Anne Silvester et Blanche Lundie sont amies d’enfance comme l’étaient leurs mères. Suite à l’annulation de son mariage, la mère d’Anne est morte de chagrin laissant la petite aux bons soins de la mère de Blanche. Les deux enfants grandissent ensemble et deviennent inséparables. Arrivée à l’âge adulte, Anne Silvester se met dans une position très délicate. Elle est tombée amoureuse de Geoffrey Delamayn, un sportif sans âme et sans moralité. La malheureuse Anne va rapidement se retrouver dans la même situation que sa mère : les lois écossaises iniques sur le mariage vont mettre sa vie en péril. Anne refuse de demander de l’aide à Blanche qui prépare elle-même son mariage. Mais cette dernière sera mêlée bien malgré elle aux problèmes de son amie.
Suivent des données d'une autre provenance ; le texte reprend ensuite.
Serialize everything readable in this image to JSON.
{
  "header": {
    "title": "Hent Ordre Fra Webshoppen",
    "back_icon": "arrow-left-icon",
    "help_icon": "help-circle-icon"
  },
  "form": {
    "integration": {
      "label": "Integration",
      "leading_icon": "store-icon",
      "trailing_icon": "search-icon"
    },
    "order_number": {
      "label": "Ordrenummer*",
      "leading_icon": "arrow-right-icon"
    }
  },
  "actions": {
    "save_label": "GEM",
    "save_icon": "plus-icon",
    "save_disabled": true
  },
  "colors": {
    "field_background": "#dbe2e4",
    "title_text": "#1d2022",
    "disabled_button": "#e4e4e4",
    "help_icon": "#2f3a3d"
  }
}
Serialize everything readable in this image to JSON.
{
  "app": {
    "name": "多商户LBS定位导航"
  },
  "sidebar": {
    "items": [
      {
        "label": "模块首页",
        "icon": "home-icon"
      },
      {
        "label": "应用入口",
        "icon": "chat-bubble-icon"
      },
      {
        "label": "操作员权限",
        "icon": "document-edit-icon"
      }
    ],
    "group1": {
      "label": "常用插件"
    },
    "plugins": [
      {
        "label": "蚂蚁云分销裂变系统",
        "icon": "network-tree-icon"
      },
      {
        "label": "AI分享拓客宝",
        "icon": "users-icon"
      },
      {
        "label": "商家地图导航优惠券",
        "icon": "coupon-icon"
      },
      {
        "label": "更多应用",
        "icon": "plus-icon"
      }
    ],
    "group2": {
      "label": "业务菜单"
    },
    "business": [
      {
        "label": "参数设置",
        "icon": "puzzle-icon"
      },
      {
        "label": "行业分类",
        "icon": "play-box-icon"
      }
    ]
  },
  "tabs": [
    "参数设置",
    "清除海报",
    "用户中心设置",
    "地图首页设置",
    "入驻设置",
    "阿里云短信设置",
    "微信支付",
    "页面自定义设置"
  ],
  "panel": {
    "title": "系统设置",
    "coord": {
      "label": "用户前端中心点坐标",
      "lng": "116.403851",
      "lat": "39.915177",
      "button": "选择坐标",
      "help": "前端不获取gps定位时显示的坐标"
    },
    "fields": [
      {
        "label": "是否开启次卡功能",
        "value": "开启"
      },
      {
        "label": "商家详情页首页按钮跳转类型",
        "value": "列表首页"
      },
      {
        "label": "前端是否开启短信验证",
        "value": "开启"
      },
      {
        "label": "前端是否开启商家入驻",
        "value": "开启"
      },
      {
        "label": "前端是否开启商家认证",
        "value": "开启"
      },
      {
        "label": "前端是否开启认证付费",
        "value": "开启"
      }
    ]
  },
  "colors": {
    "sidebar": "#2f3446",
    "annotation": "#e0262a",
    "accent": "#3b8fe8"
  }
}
Dans « Mari et femme », Wilkie Collins se lâche et dénonce fortement la société britannique. Son point de départ est le problème des lois sur le mariage totalement injustes envers les femmes. La mère d’Anne Silvester a été répudiée par son mari du jour au lendemain à cause de la loi irlandaise sur le mariage inter-religieux. Quant à Anne, elle se retrouve mariée sans le savoir à cause d’une loi écossaise ! Wilkie critique bien évidemment ces différentes lois. Mais ce qui le révolte le plus c’est l’apathie des Anglais face à cela. Il trouve parfaitement inacceptable que ses compatriotes acceptent de pareilles aberrations au sein de leur royaume. Il n’est pas tendre avec les Anglais et dénonce leur mode de vie et leurs goûts. Notamment celui qui les porte à admirer les sportifs. Wilkie Collins présente ces derniers comme de parfaits crétins, tous semblables et incapables d’ouvrir un livre. « Est-il besoin de les décrire ? Le portrait que nous avons donné de Geoffrey les caractérise tous. Il y a autant de diversité dans une réunion d’athlètes anglais qu’au sein d’un troupeau de moutons anglais. » Comme vous pouvez le voir, Wilkie est féroce ! Sa dénonciation de la société anglaise se fait, comme souvent chez lui, avec beaucoup d’ironie.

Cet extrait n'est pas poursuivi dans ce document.